By the time moving day came, I was ready to go, if for no other reason, than to put the long goodbye behind me. I figured that the big chill that had been growing between us would thaw once I was in the little town. I would get established in a routine at work, we would find a house, and I would start making connections in my new community. If only...
Even though I had almost two months lead-time, they weren't ready for me at my new job. After a couple days orientation, I found myself with nothing to do but surf the Internet and read the paper. When I approached my boss about giving me something constructive to do, he confessed that he had failed to properly plan for my position, and that I wouldn't be able to start anything until the beginning of the fiscal year. Which meant another six weeks of staring at a database that wouldn't do me any good without a travel budget. So much for a routine.
Things were not much better at home. My husband accused me of being clingy, needy, weepy, and just plain in the way. My being there full time disrupted his routine, and he resented that he felt responsible for me. We argued over the littlest things -- like how I put my knives on the kitchen counter in a way that purposefully messed with the flow he'd created, or how he was deliberately ruining my hand-washables by throwing them in the machine with everything else. By the time I'd been there three weeks, we were walking on eggshells around each other, unsure what the trigger would be that set either of us off. Somewhere in there, we stopped having sex.

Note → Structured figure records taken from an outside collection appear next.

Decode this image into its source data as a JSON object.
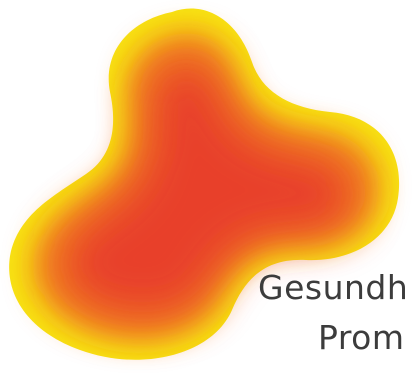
{
  "logo": {
    "text_line_1": "Gesundh",
    "text_line_2": "Prom",
    "colors": {
      "inner": "#e8402a",
      "mid": "#f28a1c",
      "outer": "#f7e313",
      "text": "#3c3c3c",
      "background": "#ffffff"
    }
  }
}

If it hadn't been for house hunting, I probably would have gone mad. My husband started looking before I moved, but gave up in frustration because he couldn't find anything that was quite right. We were both adamant that we didn't want to live on a cul de sac in a featureless subdivision. He was torn, however, between wanting to live in one of the newly converted warehouse lofts in "downtown," and wanting to find a lake house in the country. I said I'd be happy in either place, as long as I had a decent kitchen and enough closet space for my stuff. The first place we looked at together was perfect -- on the lake with a dock for his boat, a pool for the kids, a big enough (though somewhat dated) kitchen for me, and more than enough storage space to keep our junk out of sight. Needless to say, the owners did not accept our offer.
When we lost the perfect house, he gave up. He told me that he didn't want to look any more, and that I should use my best judgment to find us a place to live. Three days later, I found the second-most perfect place. A recently-gutted and beautifully renovated row house, it was at the opposite end of the spectrum from the lake house. It had 12-foot ceilings, a beautifully modern kitchen, hardwood floors throughout, enough bedrooms that none of the kids would have to share, gas logs in the fireplaces, a Jacuzzi tub in the master bathroom, walk in closets.... All we'd have to do was change the paint in a couple rooms and we were good to go.
I was a little nervous when I showed it to my husband for the first time. Keeping my fingers crossed as he wandered from room to room, upstairs and back down again, I waited for his verdict. Finally.... "I love it. You did good baby." The thaw at last!
Six weeks later, we moved in. Though I had to do most of the unpacking and organizing, it was a small price to pay for peace. What I didn't realize as I was setting up our new home, was that it wouldn't take long before he was using it when I traveled for business as an expanded version of the bachelor pad. Home sweet home, indeed.